ASICS ve Dassault Systèmes, spor ayakkabı dünyasında devrim yaratacak bir iş birliğine imza attı. Paris’te açılan “ASICS Kişiselleştirme Stüdyosu”, sanal ikiz teknolojisi kullanarak kişiye özel tabanlıklar üreten bir hizmet sunuyor. Bu hizmet, ASICS’in performans ayakkabısı alanındaki uzmanlığı ile Dassault Systèmes’in 3DEXPERIENCE platformu ve sanal ikiz teknolojisinin gücünü birleştiriyor.

Ultra kompakt bir fabrika olarak tasarlanan ASICS Kişiselleştirme Stüdyosu, ayakkabı bileşenlerinin her kullanıcının ihtiyaçlarına göre yerinde ve talep üzerine üretilmesini sağlıyor. Bu süreç, ASICS’in tescilli spor teknolojisi ile Dassault Systèmes’in 3DEXPERIENCE platformunun modüler yapısı sayesinde mümkün hale geliyor.

Peki bu kişiselleştirme nasıl gerçekleşiyor? ASICS, Dassault Systèmes’in teknolojisi ile desteklenen uzmanlığını kullanarak, 3DEXPERIENCE platformunda ayak şekli verilerine dayalı olarak modellenen ve simüle edilen kişiye özel ayakkabı tabanlarını tasarlıyor.

Gelişmiş 3D baskı teknolojisi kullanılarak, mükemmel nefes alabilirlik ve yumuşaklık sağlamak üzere katmanlı ve yüksek esneklikte malzemeden oluşan tabanlıklar oluşturuluyor. En dikkat çekici özellik ise, ayaktaki herhangi bir bölüm için yumuşaklık seviyesinin tam olarak ayarlanabilmesi. Bu özellik, gerilimi azaltarak fiziksel iyileşmeyi desteklerken performansı da artırmaya yardımcı oluyor.

ASICS, bu yeni hizmeti daha geniş bir kitleye sunmadan önce operasyonel testler yapmayı ve kullanıcı memnuniyetini izlemeyi planlıyor. 2025 yılında ASICS Kişiselleştirme Stüdyosu, daha ileri testler için Japonya’ya transfer edilecek. Şirket, gelecekte bu teknolojiyi sadece ayakkabı tabanlarında değil, diğer ayakkabı ürünlerinde de kullanmayı hedefliyor.

ASICS Başkanı ve COO’su Mitsuyuki Tominaga, bu iş birliğinin her müşteriye optimum değer sağlamak ve bireysel ihtiyaçlarına yanıt veren ürünlerle daha sağlıklı ve mutlu bir yaşam sürmelerine yardımcı olmak için sektör lideri iki şirketin ileri teknoloji ve uzmanlığından yararlandığını belirtiyor.

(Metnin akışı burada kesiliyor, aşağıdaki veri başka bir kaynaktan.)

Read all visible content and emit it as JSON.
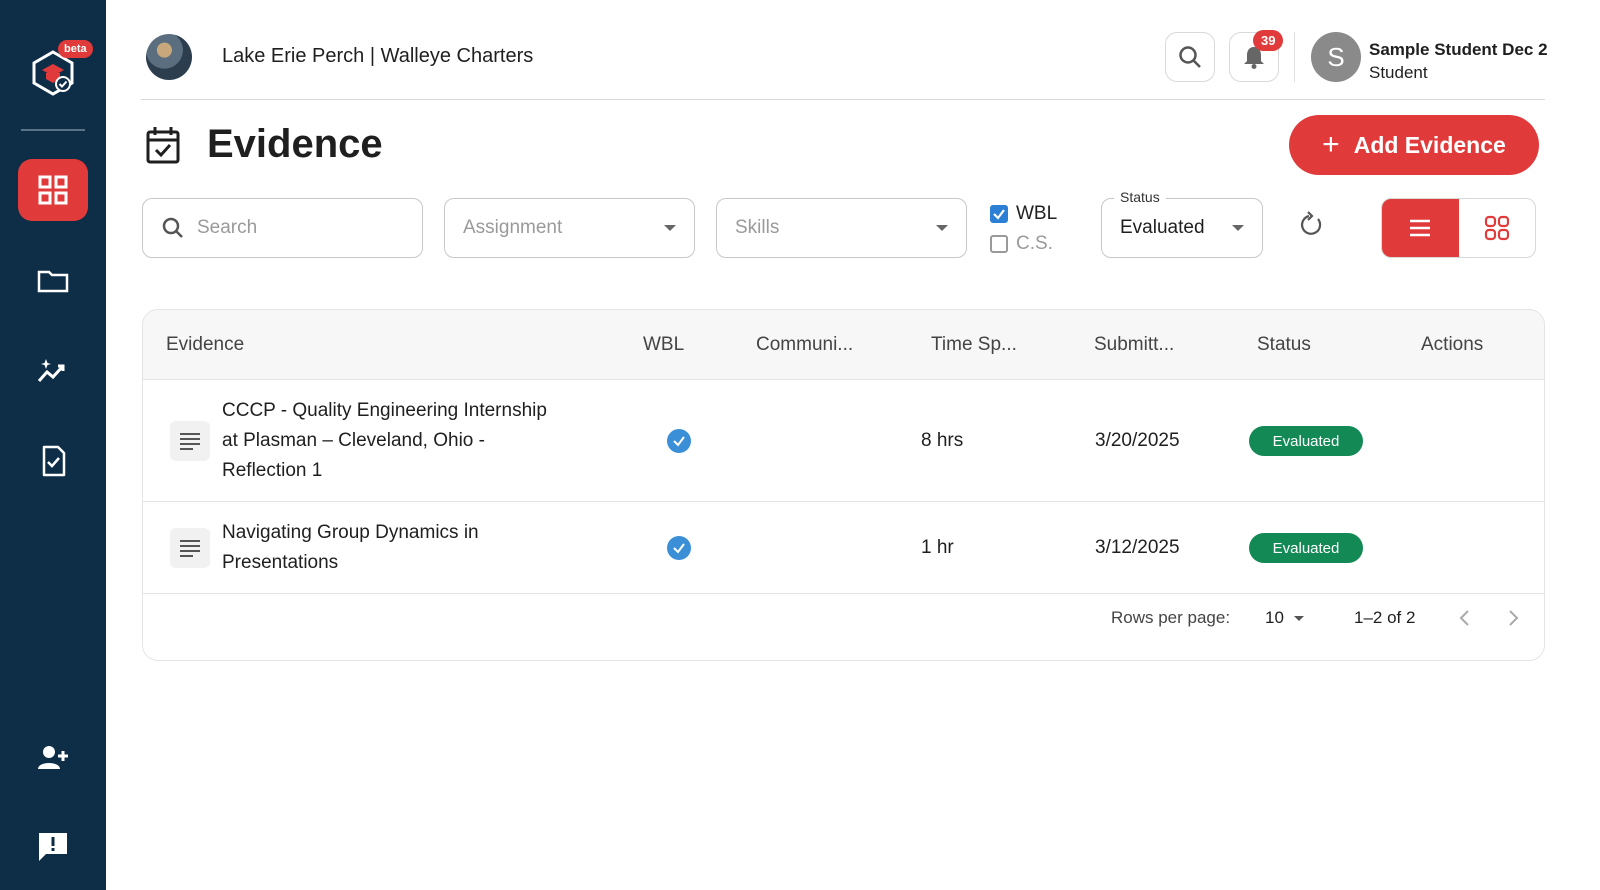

Dassault Systèmes CEO’su Pascal Daloz ise, bu ortaklığın tüketici deneyimine öncelik veren bütünsel bir üretim yaklaşımını sergilediğini ve sanal dünyanın 21. yüzyıl ekonomisini nasıl şekillendirdiğini gösterdiğini vurguluyor. Daloz, sanal ikiz teknolojisinin endüstrinin yalnızca ürünlerin performansını ve deneyimini iyileştirmesine değil, aynı zamanda daha sürdürülebilir iş modelleri oluşturmasına da olanak tanıdığına inanıyor.